HY Chu et al. NEJM 2025; 398: 817-822. The Path Forward for Vaccine Policy in the United States
This commentary was published on 7/30/25 and was written by the 17 voting members of the ACIP who were dismissed.
Key points:
- For over 60 years, the Advisory Committee on Immunization Practices (ACIP), which comprised a diverse group of nonpartisan specialists, has advised the Centers for Disease Control and Prevention (CDC) on vaccine recommendations based on science and intensive review of evidence. The abrupt dismantling of the rigorously vetted process and the replacement of the Committee with an inexperienced and biased panel has engendered fundamental distrust in the Committee’s vital work…The government has abruptly changed vaccine policy through social media postings and publications in news media.

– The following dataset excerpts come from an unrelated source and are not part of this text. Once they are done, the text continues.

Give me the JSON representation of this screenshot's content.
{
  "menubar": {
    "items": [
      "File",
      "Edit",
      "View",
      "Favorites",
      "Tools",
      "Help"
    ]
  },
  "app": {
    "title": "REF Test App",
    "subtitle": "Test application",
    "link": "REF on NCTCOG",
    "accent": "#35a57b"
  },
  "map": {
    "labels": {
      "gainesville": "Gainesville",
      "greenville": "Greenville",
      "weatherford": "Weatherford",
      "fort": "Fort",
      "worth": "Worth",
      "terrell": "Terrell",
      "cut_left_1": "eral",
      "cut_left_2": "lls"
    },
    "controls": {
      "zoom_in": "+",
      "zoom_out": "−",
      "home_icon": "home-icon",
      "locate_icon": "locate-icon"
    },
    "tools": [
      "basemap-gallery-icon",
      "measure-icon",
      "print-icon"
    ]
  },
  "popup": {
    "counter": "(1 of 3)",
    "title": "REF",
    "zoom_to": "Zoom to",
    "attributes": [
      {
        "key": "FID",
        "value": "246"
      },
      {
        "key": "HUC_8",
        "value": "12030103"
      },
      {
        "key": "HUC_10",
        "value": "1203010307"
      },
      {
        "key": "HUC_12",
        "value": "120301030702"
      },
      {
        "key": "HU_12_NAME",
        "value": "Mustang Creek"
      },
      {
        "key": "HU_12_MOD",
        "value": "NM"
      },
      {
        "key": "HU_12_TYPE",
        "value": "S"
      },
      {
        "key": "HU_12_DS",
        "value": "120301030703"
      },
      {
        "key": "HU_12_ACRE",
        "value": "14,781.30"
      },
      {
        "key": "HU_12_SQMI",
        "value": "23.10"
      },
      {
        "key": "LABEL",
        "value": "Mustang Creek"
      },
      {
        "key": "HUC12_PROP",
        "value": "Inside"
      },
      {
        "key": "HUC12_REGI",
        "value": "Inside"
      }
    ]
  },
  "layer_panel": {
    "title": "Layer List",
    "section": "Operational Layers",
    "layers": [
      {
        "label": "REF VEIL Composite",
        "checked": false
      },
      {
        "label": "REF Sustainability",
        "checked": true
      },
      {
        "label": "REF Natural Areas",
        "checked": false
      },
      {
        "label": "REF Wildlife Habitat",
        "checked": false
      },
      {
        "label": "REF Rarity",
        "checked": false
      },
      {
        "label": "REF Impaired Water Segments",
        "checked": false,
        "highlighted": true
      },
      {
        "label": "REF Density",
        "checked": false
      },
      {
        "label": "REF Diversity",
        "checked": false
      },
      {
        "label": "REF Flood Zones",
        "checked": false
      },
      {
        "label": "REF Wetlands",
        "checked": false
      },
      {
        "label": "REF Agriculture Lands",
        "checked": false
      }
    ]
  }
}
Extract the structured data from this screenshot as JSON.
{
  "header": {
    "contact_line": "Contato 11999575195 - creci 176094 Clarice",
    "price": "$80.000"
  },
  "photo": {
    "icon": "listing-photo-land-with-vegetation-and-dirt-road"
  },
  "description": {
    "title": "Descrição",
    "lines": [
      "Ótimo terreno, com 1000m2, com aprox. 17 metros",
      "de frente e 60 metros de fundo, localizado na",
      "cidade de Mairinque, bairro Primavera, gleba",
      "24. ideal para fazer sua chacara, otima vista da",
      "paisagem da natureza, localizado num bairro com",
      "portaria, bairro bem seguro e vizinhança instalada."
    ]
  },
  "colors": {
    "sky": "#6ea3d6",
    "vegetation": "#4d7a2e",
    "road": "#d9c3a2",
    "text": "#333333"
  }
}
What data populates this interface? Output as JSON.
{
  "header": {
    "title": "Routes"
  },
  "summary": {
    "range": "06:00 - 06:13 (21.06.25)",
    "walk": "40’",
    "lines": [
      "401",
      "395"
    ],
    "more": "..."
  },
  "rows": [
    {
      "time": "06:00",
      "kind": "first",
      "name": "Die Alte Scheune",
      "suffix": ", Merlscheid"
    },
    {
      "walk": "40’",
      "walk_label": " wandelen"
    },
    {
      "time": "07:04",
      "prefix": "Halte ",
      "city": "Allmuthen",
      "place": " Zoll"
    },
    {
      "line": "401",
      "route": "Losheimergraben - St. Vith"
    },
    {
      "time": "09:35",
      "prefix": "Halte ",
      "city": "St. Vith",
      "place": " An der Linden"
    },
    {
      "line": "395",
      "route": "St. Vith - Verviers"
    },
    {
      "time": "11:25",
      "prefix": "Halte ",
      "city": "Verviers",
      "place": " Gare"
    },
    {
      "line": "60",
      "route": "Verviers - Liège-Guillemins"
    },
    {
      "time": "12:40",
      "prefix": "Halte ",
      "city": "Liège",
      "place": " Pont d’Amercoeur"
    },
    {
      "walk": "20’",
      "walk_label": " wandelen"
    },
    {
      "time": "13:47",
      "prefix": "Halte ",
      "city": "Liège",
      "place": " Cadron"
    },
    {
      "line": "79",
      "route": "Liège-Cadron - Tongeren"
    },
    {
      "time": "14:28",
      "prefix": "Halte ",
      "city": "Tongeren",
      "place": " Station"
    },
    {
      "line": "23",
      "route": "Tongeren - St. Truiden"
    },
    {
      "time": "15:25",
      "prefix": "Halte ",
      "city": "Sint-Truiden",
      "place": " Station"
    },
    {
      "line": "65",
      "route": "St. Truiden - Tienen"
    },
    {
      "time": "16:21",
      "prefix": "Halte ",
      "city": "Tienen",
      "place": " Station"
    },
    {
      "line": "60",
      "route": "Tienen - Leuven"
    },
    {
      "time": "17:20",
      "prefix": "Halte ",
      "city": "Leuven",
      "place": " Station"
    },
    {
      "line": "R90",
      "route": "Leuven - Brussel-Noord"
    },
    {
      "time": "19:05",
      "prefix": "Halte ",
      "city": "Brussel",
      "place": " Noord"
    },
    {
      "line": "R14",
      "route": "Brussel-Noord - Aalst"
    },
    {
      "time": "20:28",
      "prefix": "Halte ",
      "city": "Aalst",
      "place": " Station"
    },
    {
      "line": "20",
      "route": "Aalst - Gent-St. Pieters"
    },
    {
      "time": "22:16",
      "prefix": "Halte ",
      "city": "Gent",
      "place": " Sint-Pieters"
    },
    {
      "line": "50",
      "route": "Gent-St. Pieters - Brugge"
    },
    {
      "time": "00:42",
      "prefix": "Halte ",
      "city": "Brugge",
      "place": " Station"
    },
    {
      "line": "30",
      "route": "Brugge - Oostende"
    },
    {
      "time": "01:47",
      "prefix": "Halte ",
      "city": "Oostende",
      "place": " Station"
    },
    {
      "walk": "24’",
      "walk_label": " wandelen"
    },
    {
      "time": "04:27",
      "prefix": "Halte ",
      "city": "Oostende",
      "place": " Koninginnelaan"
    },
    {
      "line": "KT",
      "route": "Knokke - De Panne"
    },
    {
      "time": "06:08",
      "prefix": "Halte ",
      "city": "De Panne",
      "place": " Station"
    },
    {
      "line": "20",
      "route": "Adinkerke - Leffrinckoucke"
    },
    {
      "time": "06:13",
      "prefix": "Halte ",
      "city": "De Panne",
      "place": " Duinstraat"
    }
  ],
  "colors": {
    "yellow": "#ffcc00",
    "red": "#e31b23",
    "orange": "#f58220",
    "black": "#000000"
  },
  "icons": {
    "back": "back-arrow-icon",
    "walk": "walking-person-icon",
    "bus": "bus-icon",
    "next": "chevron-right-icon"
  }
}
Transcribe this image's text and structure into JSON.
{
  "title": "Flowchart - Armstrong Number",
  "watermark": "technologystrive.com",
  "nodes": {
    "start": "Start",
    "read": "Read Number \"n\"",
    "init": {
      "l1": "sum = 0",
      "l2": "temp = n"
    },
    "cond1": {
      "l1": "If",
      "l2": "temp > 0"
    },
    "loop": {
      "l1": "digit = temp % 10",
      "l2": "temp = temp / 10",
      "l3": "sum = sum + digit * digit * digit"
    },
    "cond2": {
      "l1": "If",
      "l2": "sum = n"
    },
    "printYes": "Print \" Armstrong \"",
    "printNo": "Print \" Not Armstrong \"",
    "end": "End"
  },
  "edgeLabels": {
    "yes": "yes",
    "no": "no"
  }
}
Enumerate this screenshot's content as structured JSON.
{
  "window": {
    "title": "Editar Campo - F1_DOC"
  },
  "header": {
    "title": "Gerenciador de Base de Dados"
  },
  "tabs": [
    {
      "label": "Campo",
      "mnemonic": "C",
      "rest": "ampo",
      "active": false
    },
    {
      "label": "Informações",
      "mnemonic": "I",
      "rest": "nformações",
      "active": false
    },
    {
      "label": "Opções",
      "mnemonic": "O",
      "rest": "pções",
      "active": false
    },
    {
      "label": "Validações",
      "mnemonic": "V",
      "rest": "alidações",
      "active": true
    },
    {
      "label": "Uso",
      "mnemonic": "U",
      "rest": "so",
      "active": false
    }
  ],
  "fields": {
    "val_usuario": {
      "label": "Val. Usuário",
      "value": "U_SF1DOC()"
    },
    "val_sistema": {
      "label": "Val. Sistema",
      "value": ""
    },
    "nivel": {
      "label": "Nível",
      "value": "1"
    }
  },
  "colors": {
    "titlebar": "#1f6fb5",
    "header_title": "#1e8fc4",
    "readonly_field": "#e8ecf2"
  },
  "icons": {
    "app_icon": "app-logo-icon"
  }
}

- The ACIP has been an independent committee of vaccine scientists and clinicians that has relied on a process called the Evidence to Recommendations framework. This deliberative framework calls for a review of the strength of evidence around a variety of factors, including the magnitude of the public health problem, potential benefits and harms, values, acceptability, resource use, equity, and feasibility.
- Previously, the ACIP had well-defined and stringent conflict of interest standards. Voting members had to disclose and actively manage any actual or apparent conflicts of interest before and throughout their tenure… ACIP members disclosed any potential conflicts during each vote and could not vote on issues where they had an ongoing conflict.
- ACIP recommendations have many implications. For example, government-run medical systems such as the Veterans Health Administration may be able to provide only vaccines consistent with ACIP recommendations…For children who are uninsured, underinsured, Medicaid-eligible, American Indian, or Alaska Native, the Vaccines for Children program pays only for ACIP-recommended vaccines; about half of children in the United States get their vaccines through this program.
- The nation now faces a scenario in which the rigor and discipline of these vaccine recommendation processes are rapidly eroding…Three major issues are of particular concern: the quality and availability of data; straightforward guidance for providers and the public; and insurance coverage and vaccine access, uptake, and equity.
- The absence of a cohesive federal policy produced by means of an evidence-based, expert-informed process creates the very real potential for conflicting messaging from within the Department of Health and Human Services (DHHS) or in relation to messages from nongovernmental agencies, such as professional organizations. This lack of coordination is likely to cause confusion for providers and the public, vaccine-administration errors, decreased uptake of vaccines, and further erosion of an already damaged public trust. It is also likely that in this milieu, misinformation will flourish.
- The ACIP cannot be replaced, but it may be possible to limit the damage. In this vacuum, it is urgent that other organizations step forward to reassert an evidence-based, expert approach to vaccine recommendations to bring the nation back from the precipice of uncontrolled spread of infectious diseases and needless deaths.
My take: The advice from governmental agencies has been compromised. With regard to vaccines, instead of a transparent process with expertise, we are left with partisan recommendations with questionable credibility.